For many homeowners, “home maintenance” conjures up images of spring-cleaning and summer work in the yard. But you should also be setting aside time during winter to do very specific home maintenance tasks that will keep your property safe and sound. These don’t have to be major fixes, but if done properly they can end up saving you money in the long run by helping with energy bills and repairs.
Here are the top winter maintenance tips for homeowners:
One of the chief problems homeowners have each year comes in the form of heating costs. A relatively easy fix is to improve the insulation in your home. If you can keep the cold air out and the hot air in, you will not have to run your heating unit as much, which means reduced heating costs.
First, make sure that all your doors and windows are properly insulated and will keep out cold air. Use caulk and weather stripping to make sure they are sealed as tightly as possible. Don’t forget to venture up into the attic and add extra insulation, particularly along the roofline and any exposed pipes.
Speaking of your pipes, a huge emergency expense that many homeowners face in the cold weather months is their pipes bursting. To avoid this, be sure to not only add extra insulation, but you can also let both hot and cold water drip from your faucets at night when the temperature is expected to dip below freezing.
If your pipes do end up freezing, you may be able to fix them yourself if they’re located under your cabinets.

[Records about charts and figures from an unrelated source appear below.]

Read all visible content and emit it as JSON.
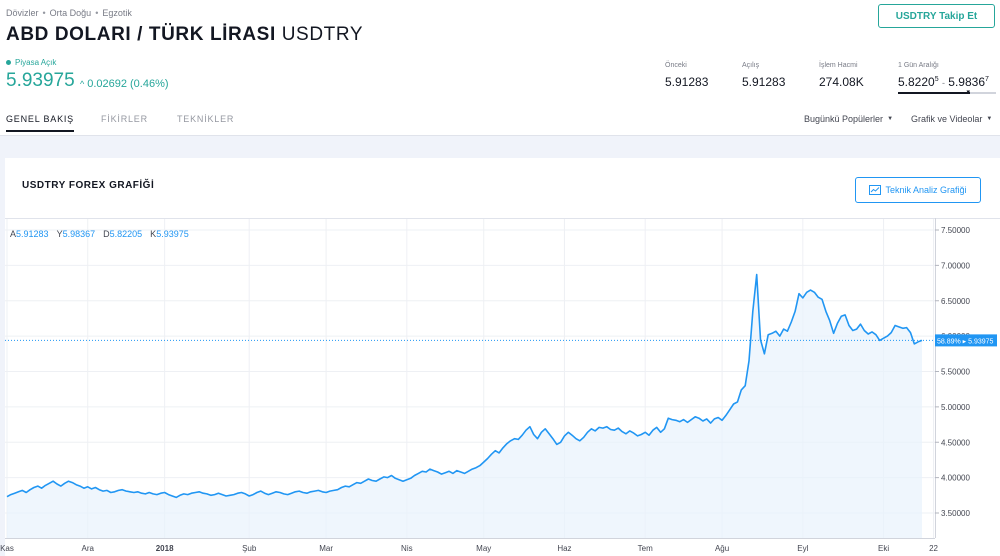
{
  "breadcrumb": [
    "Dövizler",
    "Orta Doğu",
    "Egzotik"
  ],
  "header": {
    "title": "ABD DOLARI / TÜRK LİRASI",
    "ticker": "USDTRY",
    "follow_label": "USDTRY Takip Et"
  },
  "quote": {
    "status": "Piyasa Açık",
    "price": "5.93975",
    "change_abs": "0.02692",
    "change_pct": "(0.46%)",
    "up_color": "#26a69a"
  },
  "stats": {
    "prev_label": "Önceki",
    "prev_value": "5.91283",
    "open_label": "Açılış",
    "open_value": "5.91283",
    "volume_label": "İşlem Hacmi",
    "volume_value": "274.08K",
    "range_label": "1 Gün Aralığı",
    "range_low": "5.8220",
    "range_low_sup": "5",
    "range_sep": "-",
    "range_high": "5.9836",
    "range_high_sup": "7",
    "range_fraction": 0.73
  },
  "tabs": [
    "GENEL BAKIŞ",
    "FİKİRLER",
    "TEKNİKLER"
  ],
  "dropdowns": [
    "Bugünkü Popülerler",
    "Grafik ve Videolar"
  ],
  "chart_panel": {
    "title": "USDTRY FOREX GRAFİĞİ",
    "tech_button": "Teknik Analiz Grafiği"
  },
  "ohlc": {
    "o_label": "A",
    "o": "5.91283",
    "h_label": "Y",
    "h": "5.98367",
    "l_label": "D",
    "l": "5.82205",
    "c_label": "K",
    "c": "5.93975"
  },
  "chart_data": {
    "type": "area",
    "ylim": [
      3.5,
      7.5
    ],
    "y_ticks": [
      "7.50000",
      "7.00000",
      "6.50000",
      "6.00000",
      "5.50000",
      "5.00000",
      "4.50000",
      "4.00000",
      "3.50000"
    ],
    "x_labels": [
      "Kas",
      "Ara",
      "2018",
      "Şub",
      "Mar",
      "Nis",
      "May",
      "Haz",
      "Tem",
      "Ağu",
      "Eyl",
      "Eki",
      "22"
    ],
    "x_label_index": [
      0,
      21,
      41,
      63,
      83,
      104,
      124,
      145,
      166,
      186,
      207,
      228,
      241
    ],
    "last_label_pct": "58.89%",
    "last_label_value": "5.93975",
    "last_value": 5.93975,
    "line_color": "#2196f3",
    "values": [
      3.73,
      3.76,
      3.78,
      3.8,
      3.82,
      3.79,
      3.83,
      3.86,
      3.88,
      3.85,
      3.89,
      3.92,
      3.95,
      3.91,
      3.88,
      3.92,
      3.95,
      3.93,
      3.9,
      3.88,
      3.85,
      3.87,
      3.84,
      3.86,
      3.83,
      3.81,
      3.82,
      3.79,
      3.8,
      3.82,
      3.83,
      3.81,
      3.8,
      3.79,
      3.8,
      3.78,
      3.77,
      3.79,
      3.77,
      3.76,
      3.78,
      3.79,
      3.76,
      3.74,
      3.72,
      3.75,
      3.77,
      3.76,
      3.78,
      3.79,
      3.8,
      3.78,
      3.77,
      3.75,
      3.76,
      3.78,
      3.76,
      3.74,
      3.75,
      3.76,
      3.78,
      3.79,
      3.77,
      3.74,
      3.76,
      3.79,
      3.81,
      3.78,
      3.76,
      3.78,
      3.8,
      3.79,
      3.77,
      3.76,
      3.78,
      3.8,
      3.81,
      3.79,
      3.78,
      3.8,
      3.81,
      3.82,
      3.8,
      3.79,
      3.81,
      3.82,
      3.83,
      3.86,
      3.88,
      3.87,
      3.9,
      3.93,
      3.92,
      3.95,
      3.98,
      3.96,
      3.95,
      3.98,
      4.01,
      4.0,
      4.03,
      3.99,
      3.97,
      3.95,
      3.97,
      3.99,
      4.03,
      4.06,
      4.09,
      4.08,
      4.12,
      4.1,
      4.08,
      4.05,
      4.07,
      4.09,
      4.06,
      4.1,
      4.08,
      4.06,
      4.09,
      4.12,
      4.14,
      4.17,
      4.22,
      4.27,
      4.33,
      4.38,
      4.35,
      4.42,
      4.48,
      4.52,
      4.55,
      4.54,
      4.6,
      4.67,
      4.72,
      4.61,
      4.55,
      4.64,
      4.69,
      4.62,
      4.55,
      4.47,
      4.5,
      4.59,
      4.64,
      4.6,
      4.55,
      4.52,
      4.57,
      4.64,
      4.69,
      4.66,
      4.71,
      4.7,
      4.72,
      4.68,
      4.67,
      4.7,
      4.65,
      4.62,
      4.66,
      4.63,
      4.59,
      4.61,
      4.64,
      4.6,
      4.67,
      4.71,
      4.64,
      4.69,
      4.84,
      4.82,
      4.81,
      4.79,
      4.82,
      4.78,
      4.82,
      4.86,
      4.84,
      4.8,
      4.83,
      4.77,
      4.83,
      4.85,
      4.81,
      4.88,
      4.96,
      5.04,
      5.07,
      5.24,
      5.3,
      5.65,
      6.35,
      6.87,
      5.95,
      5.75,
      6.02,
      6.04,
      6.07,
      6.0,
      6.1,
      6.07,
      6.2,
      6.35,
      6.6,
      6.54,
      6.62,
      6.65,
      6.62,
      6.55,
      6.52,
      6.35,
      6.22,
      6.04,
      6.18,
      6.28,
      6.3,
      6.15,
      6.08,
      6.1,
      6.17,
      6.08,
      6.03,
      6.06,
      6.02,
      5.94,
      5.97,
      6.0,
      6.05,
      6.15,
      6.13,
      6.11,
      6.12,
      6.05,
      5.89,
      5.92,
      5.94
    ]
  }
}
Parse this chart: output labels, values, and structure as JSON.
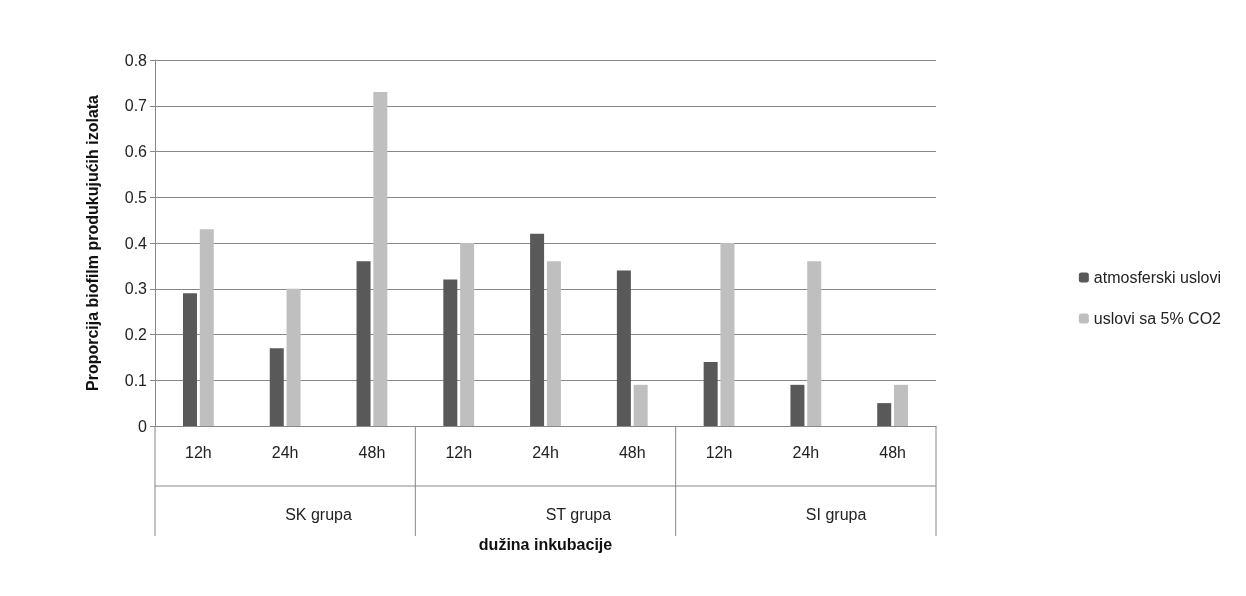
{
  "chart_data": {
    "type": "bar",
    "xlabel": "dužina inkubacije",
    "ylabel": "Proporcija biofilm produkujućih izolata",
    "categories": [
      "12h",
      "24h",
      "48h",
      "12h",
      "24h",
      "48h",
      "12h",
      "24h",
      "48h"
    ],
    "series": [
      {
        "name": "atmosferski uslovi",
        "color": "#595959",
        "values": [
          0.29,
          0.17,
          0.36,
          0.32,
          0.42,
          0.34,
          0.14,
          0.09,
          0.05
        ]
      },
      {
        "name": "uslovi sa 5% CO2",
        "color": "#bfbfbf",
        "values": [
          0.43,
          0.3,
          0.73,
          0.4,
          0.36,
          0.09,
          0.4,
          0.36,
          0.09
        ]
      }
    ],
    "annotations": [
      "SK grupa",
      "ST grupa",
      "SI grupa"
    ],
    "ylim": [
      0,
      0.8
    ],
    "yticks": [
      0,
      0.1,
      0.2,
      0.3,
      0.4,
      0.5,
      0.6,
      0.7,
      0.8
    ],
    "grid": "y",
    "legend": "right"
  }
}
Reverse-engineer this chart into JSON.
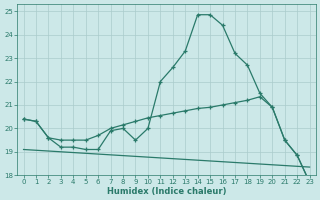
{
  "xlabel": "Humidex (Indice chaleur)",
  "xlim": [
    -0.5,
    23.5
  ],
  "ylim": [
    18,
    25.3
  ],
  "xticks": [
    0,
    1,
    2,
    3,
    4,
    5,
    6,
    7,
    8,
    9,
    10,
    11,
    12,
    13,
    14,
    15,
    16,
    17,
    18,
    19,
    20,
    21,
    22,
    23
  ],
  "yticks": [
    18,
    19,
    20,
    21,
    22,
    23,
    24,
    25
  ],
  "bg_color": "#cce8e8",
  "grid_color": "#aacccc",
  "line_color": "#2a7a6a",
  "curve1_x": [
    0,
    1,
    2,
    3,
    4,
    5,
    6,
    7,
    8,
    9,
    10,
    11,
    12,
    13,
    14,
    15,
    16,
    17,
    18,
    19,
    20,
    21,
    22,
    23
  ],
  "curve1_y": [
    20.4,
    20.3,
    19.6,
    19.2,
    19.2,
    19.1,
    19.1,
    19.9,
    20.0,
    19.5,
    20.0,
    22.0,
    22.6,
    23.3,
    24.85,
    24.85,
    24.4,
    23.2,
    22.7,
    21.5,
    20.9,
    19.5,
    18.85,
    17.7
  ],
  "curve2_x": [
    0,
    1,
    2,
    3,
    4,
    5,
    6,
    7,
    8,
    9,
    10,
    11,
    12,
    13,
    14,
    15,
    16,
    17,
    18,
    19,
    20,
    21,
    22,
    23
  ],
  "curve2_y": [
    20.4,
    20.3,
    19.6,
    19.5,
    19.5,
    19.5,
    19.7,
    20.0,
    20.15,
    20.3,
    20.45,
    20.55,
    20.65,
    20.75,
    20.85,
    20.9,
    21.0,
    21.1,
    21.2,
    21.35,
    20.9,
    19.5,
    18.85,
    17.7
  ],
  "line3_x": [
    0,
    23
  ],
  "line3_y": [
    19.1,
    18.35
  ]
}
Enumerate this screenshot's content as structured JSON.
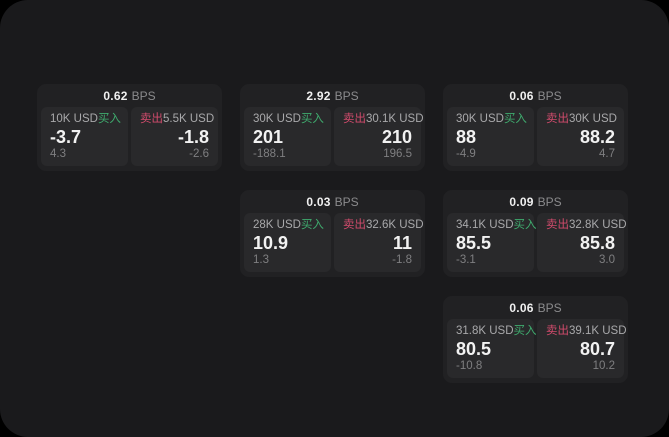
{
  "colors": {
    "buy": "#3fab6e",
    "sell": "#d14b6c",
    "page_background": "#1a1a1c",
    "card_background": "#212123",
    "panel_background": "#29292b"
  },
  "labels": {
    "bps": "BPS",
    "buy": "买入",
    "sell": "卖出"
  },
  "cards": [
    {
      "bps": "0.62",
      "buy": {
        "amount": "10K USD",
        "value": "-3.7",
        "sub": "4.3"
      },
      "sell": {
        "amount": "5.5K USD",
        "value": "-1.8",
        "sub": "-2.6"
      }
    },
    {
      "bps": "2.92",
      "buy": {
        "amount": "30K USD",
        "value": "201",
        "sub": "-188.1"
      },
      "sell": {
        "amount": "30.1K USD",
        "value": "210",
        "sub": "196.5"
      }
    },
    {
      "bps": "0.06",
      "buy": {
        "amount": "30K USD",
        "value": "88",
        "sub": "-4.9"
      },
      "sell": {
        "amount": "30K USD",
        "value": "88.2",
        "sub": "4.7"
      }
    },
    {
      "bps": "0.03",
      "buy": {
        "amount": "28K USD",
        "value": "10.9",
        "sub": "1.3"
      },
      "sell": {
        "amount": "32.6K USD",
        "value": "11",
        "sub": "-1.8"
      }
    },
    {
      "bps": "0.09",
      "buy": {
        "amount": "34.1K USD",
        "value": "85.5",
        "sub": "-3.1"
      },
      "sell": {
        "amount": "32.8K USD",
        "value": "85.8",
        "sub": "3.0"
      }
    },
    {
      "bps": "0.06",
      "buy": {
        "amount": "31.8K USD",
        "value": "80.5",
        "sub": "-10.8"
      },
      "sell": {
        "amount": "39.1K USD",
        "value": "80.7",
        "sub": "10.2"
      }
    }
  ]
}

Open up the cabinets and let the warm air from your house heater circulate through the space. If you live in an area where you may have to do this regularly, it’s a good idea to relocate your dangerous cleaning supplies from under the kitchen cabinet so you can keep them out of the reach of children and pets. You don’t want to have to move these items every time the weather gets cold.
The lifeline of your house during the winter will be your heater. Before the temperatures start to drop, have your heater and chimney/fireplace properly inspected and serviced to ensure they are safe and running efficiently. If you have a wood-burning fireplace or stove, begin stockpiling wood for the winter. Also, space heaters can be a great addition for warmth, but they come with serious dangers, particularly with fires. Make sure you have the latest models with safety features, that you use these sparingly and only under proper supervision.
During severe winter weather, you never know when you may be stuck at home for an extended time with no power. Create a winter-weather kit that includes bottled water (both for drinking and cooking), canned food, flashlights, blankets, a first-aid kit, battery back-up for your cell phone (for emergencies) and, if you have a portable generator, extra fuel to run it.
Winter can be a beautiful time of the year, but it can also take its toll on your home and your wallet. By taking the time to do basic maintenance, you can ensure that your home and your family will be ready for the winter months.